Database Machine: Try $5.55M, Not $2.33M

An Oracle spokesman declined to comment, instead directing Computerworld to a slide during Ellison's presentation last week (see 28:20 in the keynote video) comparing the Database Machine versus the Netezza 10100 and the Teradata 2550.

Netezza's 43 TB data warehousing appliance lists for $1.25 million, or $29,000 per TB; while Teradata's 43 TB appliance costs $1.5 million, or $35,000 per TB.

Meanwhile, Oracle's costs $650,000 for the hardware and $1.68 million for the software, for a total of $2.33 million.
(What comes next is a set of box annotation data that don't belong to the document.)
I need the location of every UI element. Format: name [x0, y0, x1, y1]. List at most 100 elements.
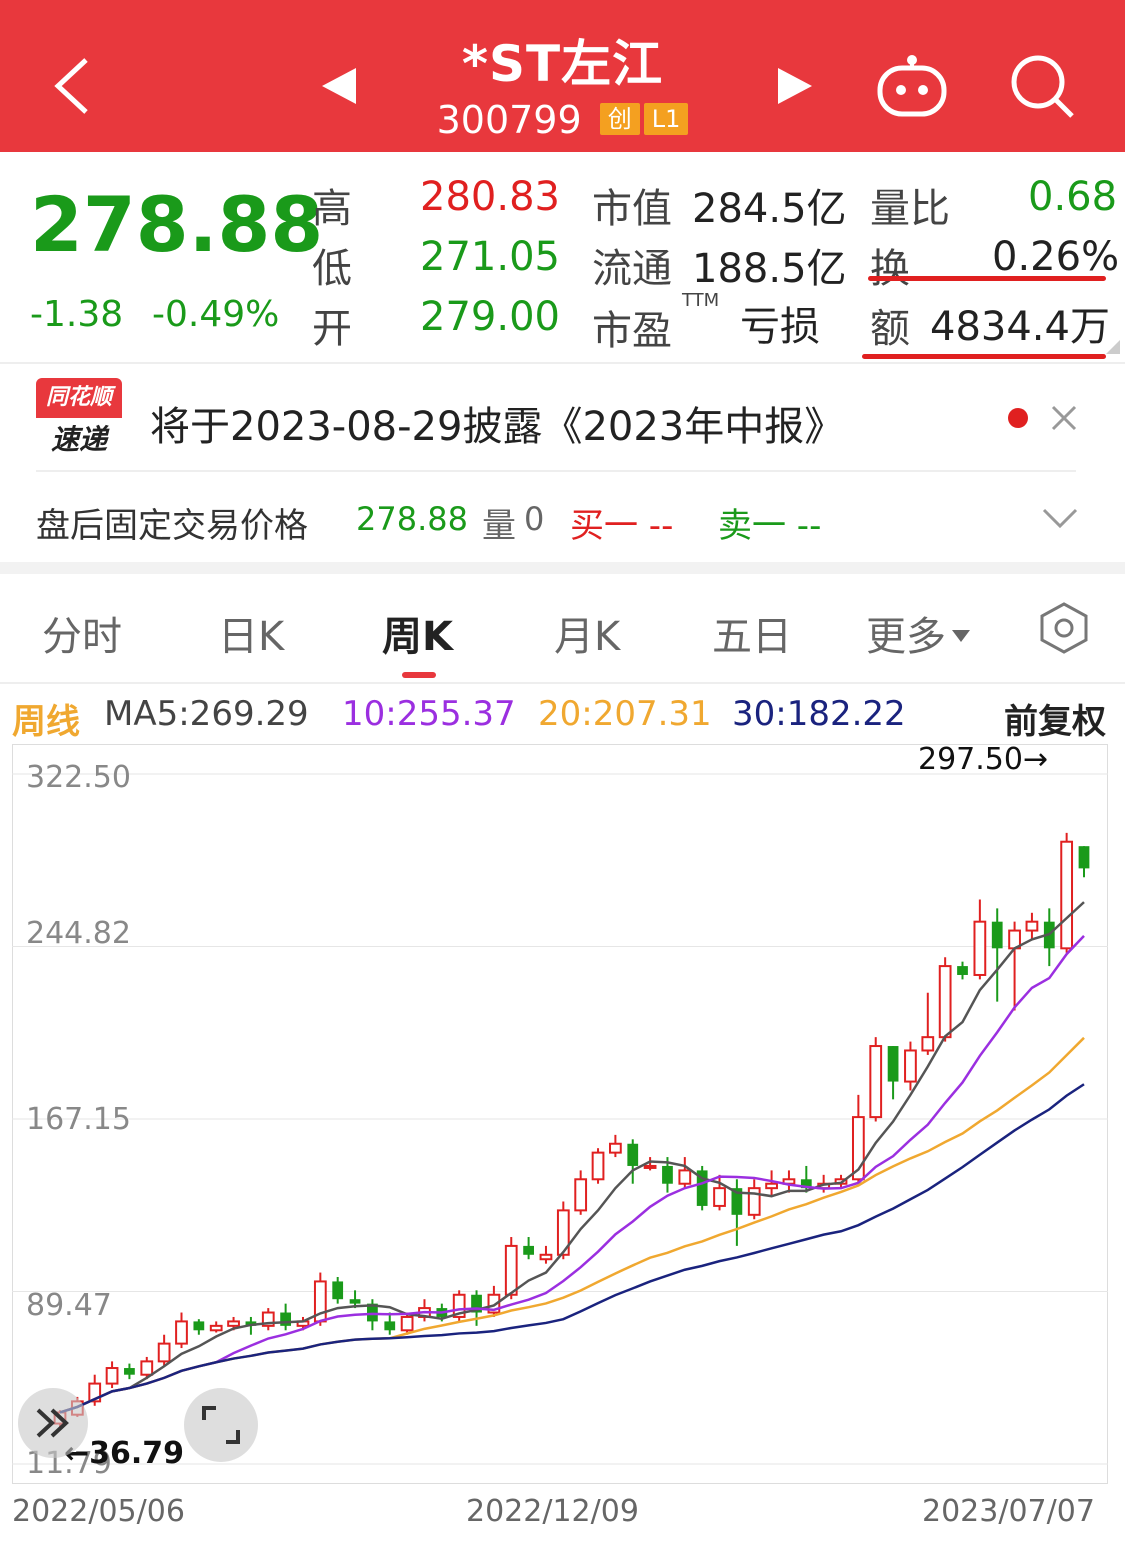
current-price: 278.88 [30, 180, 324, 269]
divider [36, 470, 1076, 472]
high-value: 280.83 [420, 174, 560, 220]
candle [1060, 832, 1074, 953]
candle [523, 1237, 534, 1260]
ma10-label: 10:255.37 [342, 694, 516, 734]
candle [1078, 846, 1090, 878]
candle [973, 899, 987, 980]
candle [105, 1361, 119, 1389]
tab-five-day[interactable]: 五日 [712, 614, 792, 660]
page-title: *ST左江 [461, 35, 664, 93]
candle [1008, 921, 1021, 1011]
news-text[interactable]: 将于2023-08-29披露《2023年中报》 [150, 404, 845, 450]
tab-intraday[interactable]: 分时 [42, 614, 122, 660]
candle [332, 1276, 344, 1304]
y-tick-label: 89.47 [26, 1288, 112, 1323]
candle [487, 1285, 501, 1317]
pe-label: 市盈 [592, 308, 672, 354]
candle [765, 1170, 778, 1198]
ma20-line [59, 1036, 1085, 1414]
after-hours-vol: 0 [524, 500, 545, 538]
turnover-value: 0.26% [992, 234, 1120, 280]
kline-chart-frame[interactable] [12, 744, 1108, 1484]
candle [938, 957, 952, 1042]
candle [991, 908, 1003, 1002]
back-icon[interactable] [52, 56, 92, 116]
divider [0, 362, 1125, 364]
turnover-label: 换 [870, 246, 910, 292]
mcap-label: 市值 [592, 186, 672, 232]
pe-value: 亏损 [740, 304, 820, 350]
next-stock-icon[interactable] [776, 68, 816, 104]
price-change: -1.38 [30, 294, 124, 335]
kline-chart[interactable] [12, 744, 1108, 1484]
candle [713, 1174, 726, 1211]
y-tick-label: 244.82 [26, 916, 131, 951]
candle [88, 1374, 102, 1406]
candle [800, 1165, 812, 1193]
tab-weekly-k[interactable]: 周K [382, 614, 453, 660]
candle [747, 1179, 761, 1220]
candle [418, 1299, 431, 1322]
candle [556, 1201, 570, 1260]
candle [643, 1157, 657, 1171]
candle [887, 1046, 899, 1100]
underline-mark [868, 276, 1106, 281]
stock-code-row: 300799 创 L1 [0, 98, 1125, 142]
candle [313, 1272, 327, 1326]
low-value: 271.05 [420, 234, 560, 280]
tab-daily-k[interactable]: 日K [218, 614, 285, 660]
stock-code: 300799 [436, 98, 582, 142]
expand-left-button[interactable] [18, 1388, 88, 1458]
sell-one: 卖一 -- [718, 506, 822, 546]
tab-monthly-k[interactable]: 月K [554, 614, 621, 660]
candle [904, 1041, 917, 1091]
candle [157, 1334, 171, 1366]
robot-icon[interactable] [874, 52, 950, 122]
close-icon[interactable] [1050, 404, 1078, 432]
low-label: 低 [312, 246, 352, 292]
candle [921, 992, 935, 1055]
adjust-mode[interactable]: 前复权 [1004, 702, 1106, 742]
tab-more[interactable]: 更多 [866, 604, 972, 662]
header: *ST左江 300799 创 L1 [0, 0, 1125, 152]
chuang-badge: 创 [599, 103, 640, 135]
amount-value: 4834.4万 [930, 304, 1110, 350]
period-label: 周线 [12, 702, 80, 742]
candle [452, 1290, 466, 1322]
y-tick-label: 322.50 [26, 760, 131, 795]
ma30-label: 30:182.22 [732, 694, 906, 734]
active-tab-indicator [402, 672, 436, 678]
float-label: 流通 [592, 246, 672, 292]
candle [124, 1363, 135, 1380]
candle [400, 1312, 414, 1335]
x-tick-label: 2023/07/07 [922, 1494, 1095, 1529]
level-badge: L1 [643, 103, 689, 135]
ma5-label: MA5:269.29 [104, 694, 309, 734]
candle [678, 1157, 692, 1189]
settings-hexagon-icon[interactable] [1036, 600, 1092, 656]
candle [1043, 908, 1055, 967]
fullscreen-button[interactable] [184, 1388, 258, 1462]
open-label: 开 [312, 306, 352, 352]
prev-stock-icon[interactable] [320, 68, 360, 104]
amount-label: 额 [870, 306, 910, 352]
candle [504, 1237, 518, 1300]
search-icon[interactable] [1008, 52, 1078, 122]
chevron-down-icon[interactable] [1042, 506, 1078, 530]
y-tick-label: 167.15 [26, 1102, 131, 1137]
candle [384, 1312, 396, 1335]
news-banner[interactable]: 同花顺 速递 将于2023-08-29披露《2023年中报》 [0, 364, 1125, 474]
candle [782, 1170, 796, 1193]
after-hours-price: 278.88 [356, 500, 468, 538]
after-hours-vol-label: 量 [482, 506, 516, 546]
volume-ratio-label: 量比 [870, 186, 950, 232]
underline-mark [862, 354, 1106, 359]
double-chevron-icon [36, 1408, 69, 1438]
candle [175, 1312, 188, 1349]
ma5-line [59, 901, 1085, 1414]
x-tick-label: 2022/05/06 [12, 1494, 185, 1529]
mcap-value: 284.5亿 [692, 186, 847, 232]
volume-ratio-value: 0.68 [1028, 174, 1118, 220]
ma30-line [59, 1083, 1085, 1414]
candle [261, 1308, 275, 1331]
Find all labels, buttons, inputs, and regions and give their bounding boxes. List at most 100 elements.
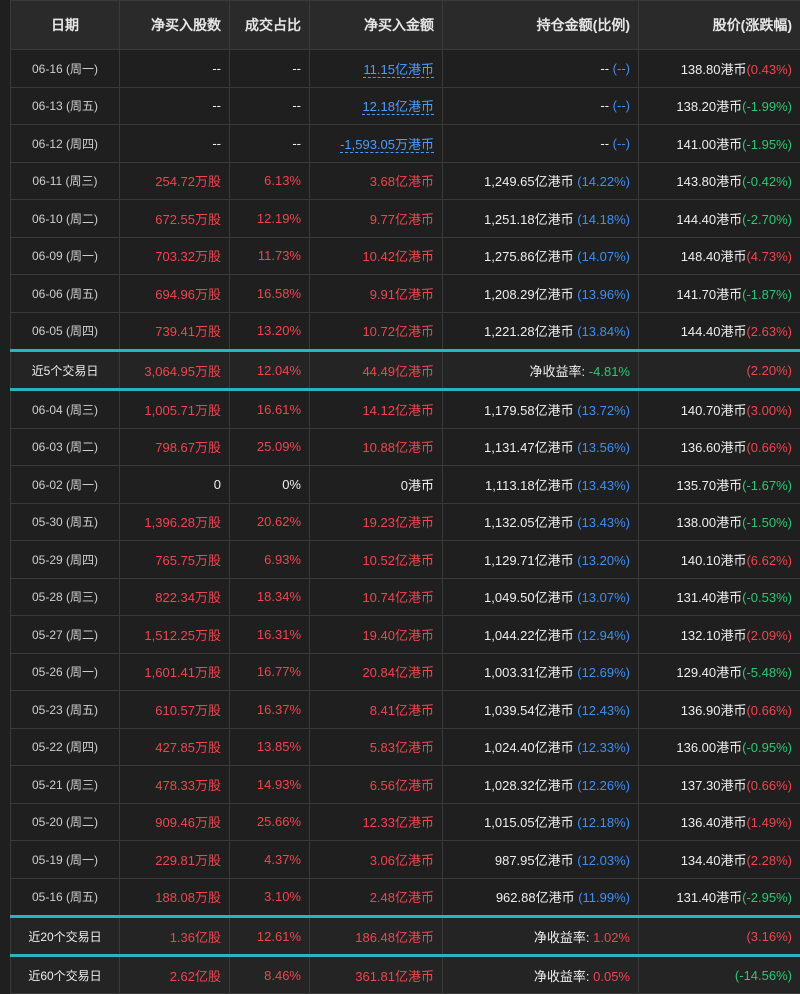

A greater total price, but Ellison said with 168 TB of storage, the Database Machine's price-per-TB of $14,000 was cheaper than the others.

"We are closer to the price of a disk array," Ellison said. "And the price will continue to go down while performance goes up."

That keynote slide did have an asterisk next to its software price with a small note at the bottom, "Use your existing database licenses and 0% discount on storage server software."